DANISH chief conductor of the BBC Scottish Symphony Orchestra Thomas Dausgaard invoked other senses when he introduced Sunday afternoon’s well-attended and inventive concert by saying it would offer a “glimpse” and a “taste” of the extensive folk-song collection that informed the compositions of Bela Bartok.

In what was a more comprehensive exercise than those terms suggested, what actually happened was that the petite and lovely traditional Hungarian singer Nori Kovacs entered the auditorium from the back of the hall and whispered the composer’s favourite hymn of homesickness, I started off from my beautiful country, into my right ear.

Although he did not emigrate to the USA until the start of the Second World War, it turned out that Bartok’s obsessive documentation preserved the culture of villages destroyed in the First. Those songs were played and sung here by Kovacs in the company of the three multi-instrumentalists of Parapacs in a programme that alternated the group with the orchestra performing the music Bartok made of the same melodies.

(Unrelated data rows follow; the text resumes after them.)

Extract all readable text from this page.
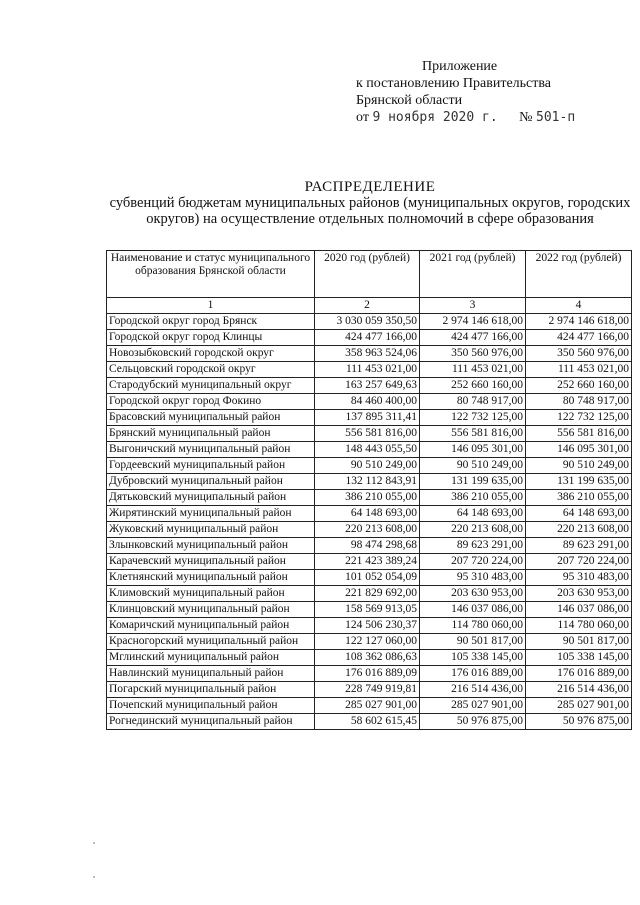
Приложение
к постановлению Правительства
Брянской области
от 9 ноября 2020 г. № 501-п
РАСПРЕДЕЛЕНИЕ
субвенций бюджетам муниципальных районов (муниципальных округов, городских округов) на осуществление отдельных полномочий в сфере образования
Наименование и статус муниципального образования Брянской области	2020 год (рублей)	2021 год (рублей)	2022 год (рублей)
1	2	3	4
Городской округ город Брянск	3 030 059 350,50	2 974 146 618,00	2 974 146 618,00
Городской округ город Клинцы	424 477 166,00	424 477 166,00	424 477 166,00
Новозыбковский городской округ	358 963 524,06	350 560 976,00	350 560 976,00
Сельцовский городской округ	111 453 021,00	111 453 021,00	111 453 021,00
Стародубский муниципальный округ	163 257 649,63	252 660 160,00	252 660 160,00
Городской округ город Фокино	84 460 400,00	80 748 917,00	80 748 917,00
Брасовский муниципальный район	137 895 311,41	122 732 125,00	122 732 125,00
Брянский муниципальный район	556 581 816,00	556 581 816,00	556 581 816,00
Выгоничский муниципальный район	148 443 055,50	146 095 301,00	146 095 301,00
Гордеевский муниципальный район	90 510 249,00	90 510 249,00	90 510 249,00
Дубровский муниципальный район	132 112 843,91	131 199 635,00	131 199 635,00
Дятьковский муниципальный район	386 210 055,00	386 210 055,00	386 210 055,00
Жирятинский муниципальный район	64 148 693,00	64 148 693,00	64 148 693,00
Жуковский муниципальный район	220 213 608,00	220 213 608,00	220 213 608,00
Злынковский муниципальный район	98 474 298,68	89 623 291,00	89 623 291,00
Карачевский муниципальный район	221 423 389,24	207 720 224,00	207 720 224,00
Клетнянский муниципальный район	101 052 054,09	95 310 483,00	95 310 483,00
Климовский муниципальный район	221 829 692,00	203 630 953,00	203 630 953,00
Клинцовский муниципальный район	158 569 913,05	146 037 086,00	146 037 086,00
Комаричский муниципальный район	124 506 230,37	114 780 060,00	114 780 060,00
Красногорский муниципальный район	122 127 060,00	90 501 817,00	90 501 817,00
Мглинский муниципальный район	108 362 086,63	105 338 145,00	105 338 145,00
Навлинский муниципальный район	176 016 889,09	176 016 889,00	176 016 889,00
Погарский муниципальный район	228 749 919,81	216 514 436,00	216 514 436,00
Почепский муниципальный район	285 027 901,00	285 027 901,00	285 027 901,00
Рогнединский муниципальный район	58 602 615,45	50 976 875,00	50 976 875,00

It was immediately clear that some of these Transylvanian transcriptions stick very closely indeed to their inspiration. What was also audible, even before the introduction of a bagpipe into the line-up, was the common ground the traditional music of that region shares with our own, and specifically the Gaelic singing that the same orchestra accompanied a month earlier at Celtic Connections.

Some of the informality of that festival would not have gone amiss, particularly as the project had also involved Bartok’s music being learned by young string players at three Scottish schools who played in the foyer earlier. But as the culmination of the afternoon was Bartok’s modernist classic from the 1930s, Music for Strings, Percussion and Celeste, perhaps that was inevitable. A hugely demanding work, performed with crystalline precision here, its most overt use of the composer’s folk-song collection comes in the final movement, while the opening movement’s tone of lament was shockingly disturbing after the relative jollity of the concert’s first half.